Die Gattung Trichogaster zeichnet sich durch ihre besonderen Fortpflanzungs- und Aufzuchtmerkmale aus, die eine optimale Aquarienhaltung mit konstanten, leicht sauren bis neutralen pH-Werten (etwa 6,0–7,5), Temperaturen zwischen 26 und 28 °C sowie einer gut bepflanzten, strukturierten Umgebung erfordern, um natürliche Balzrituale und die Reproduktion zu fördern. Beim Mosaikfadenfisch Trichogaster leeri kommen Charakteristika wie ausgeprägtes Paarungsverhalten und spezifische Nistgewohnheiten zum Tragen, wobei die Männchen oftmals durch auffällige Färbungen und Balzbewegungen die Weibchen anlocken. Die Fortpflanzung erfolgt in einem behutsam vorbereiteten Becken, in dem die Laiche an geeigneten Untergründen abgelegt werden; die Eier entwickeln sich in einem stabilen, sauerstoffreichen Milieu, während die Jungtiere nach dem Schlüpfen zunächst in separaten Aufzuchtbecken gefüttert werden, um Nahrungsverweigerung und Raubdruck zu vermeiden.
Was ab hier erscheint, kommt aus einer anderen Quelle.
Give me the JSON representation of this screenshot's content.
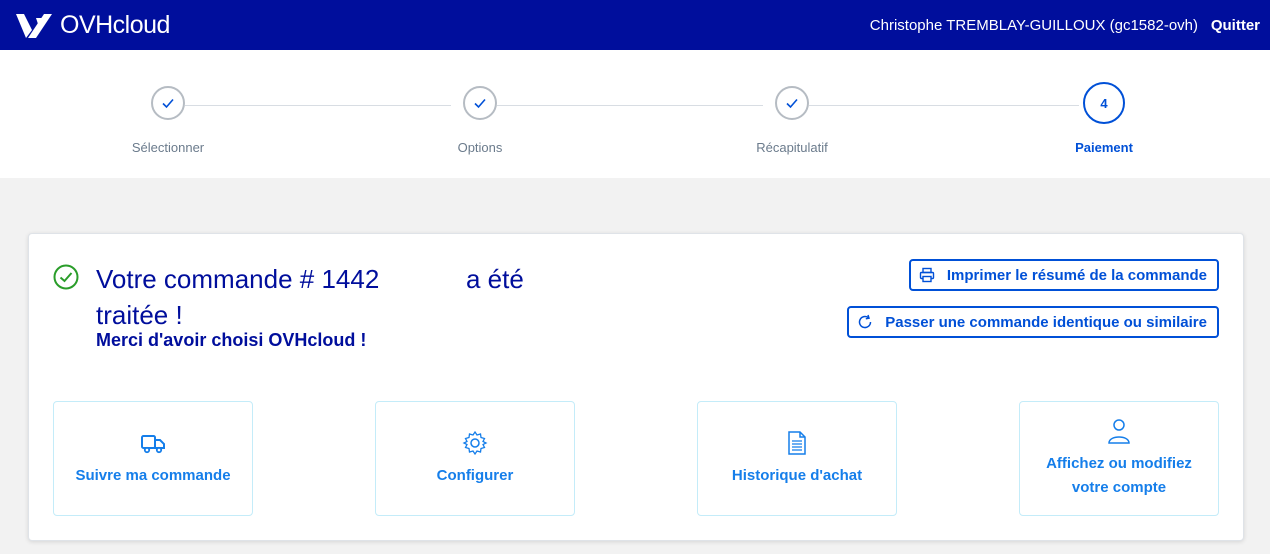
{
  "header": {
    "brand": "OVHcloud",
    "user_name": "Christophe TREMBLAY-GUILLOUX (gc1582-ovh)",
    "logout_label": "Quitter"
  },
  "stepper": {
    "steps": [
      {
        "label": "Sélectionner",
        "state": "done",
        "icon": "check-icon"
      },
      {
        "label": "Options",
        "state": "done",
        "icon": "check-icon"
      },
      {
        "label": "Récapitulatif",
        "state": "done",
        "icon": "check-icon"
      },
      {
        "label": "Paiement",
        "state": "active",
        "number": "4"
      }
    ]
  },
  "confirmation": {
    "title": "Votre commande # 1442            a été traitée !",
    "subtitle": "Merci d'avoir choisi OVHcloud !",
    "icon": "check-circle-icon",
    "print_label": "Imprimer le résumé de la commande",
    "repeat_label": "Passer une commande identique ou similaire"
  },
  "tiles": [
    {
      "label": "Suivre ma commande",
      "icon": "truck-icon"
    },
    {
      "label": "Configurer",
      "icon": "gear-icon"
    },
    {
      "label": "Historique d'achat",
      "icon": "document-icon"
    },
    {
      "label": "Affichez ou modifiez votre compte",
      "icon": "user-icon"
    }
  ],
  "colors": {
    "header_bg": "#000e9c",
    "primary": "#0050d7",
    "tile_text": "#157eea",
    "success": "#2a9d2a",
    "page_bg": "#f2f2f2"
  }
}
Besondere Beachtung finden hierbei die artenspezifischen Bedürfnisse und das natürliche Verhalten, sodass sowohl eine behutsame Nachzucht als auch der Erhalt der elterlichen Instinkte unterstützt werden.

Ernährung/Futterbedarf

Der Mosaikfadenfisch ist ein Allesfresser und sehr unkompliziert in der Fütterung. Er akzeptiert nahezu alle Futtersorten: Flocken, Granulat, Lebend- und Frostfutter (Artemia, Daphnien, Mückenlarven). Pflanzliche Beikost (Spirulina-Flocken, blanchiertes Gemüse) wird ergänzend gern angenommen. Fütterungshinweis: Lieber mehrmals täglich kleine Portionen füttern als eine große Mahlzeit. Was innerhalb von 2–3 Minuten nicht gefressen wird, ist zu viel.
Ernährungstyp: Allesfresser (Omnivore)
Alterserwartung
ca. 8+ Jahre

Natürlicher Lebensraum

Trichogaster leeri – Mosaikfadenfisch bewohnt in seinem natürlichen Lebensraum überwiegend langsam fließende Gewässer in Südasien, wie sumpfige Flussarme, Teiche und kleinere Nebenläufe, die durch eine dichte Wasserpflanzenvegetation geprägt sind. In diesen Habitaten herrschen Wassertemperaturen von etwa 24 bis 28 Grad Celsius, ein leicht saurer bis neutraler pH-Wert und ein niedriger gelöster Sauerstoffgehalt, der durch das Vorhandensein des Labyrinthorgans kompensiert wird. Die Umgebung ist oft von weichen Substraten und organischen Rückständen geprägt, die zusammen mit den zahlreichen Versteck- und Laichplätzen eine optimale ökologische Nische für den Mosaikfadenfisch schaffen.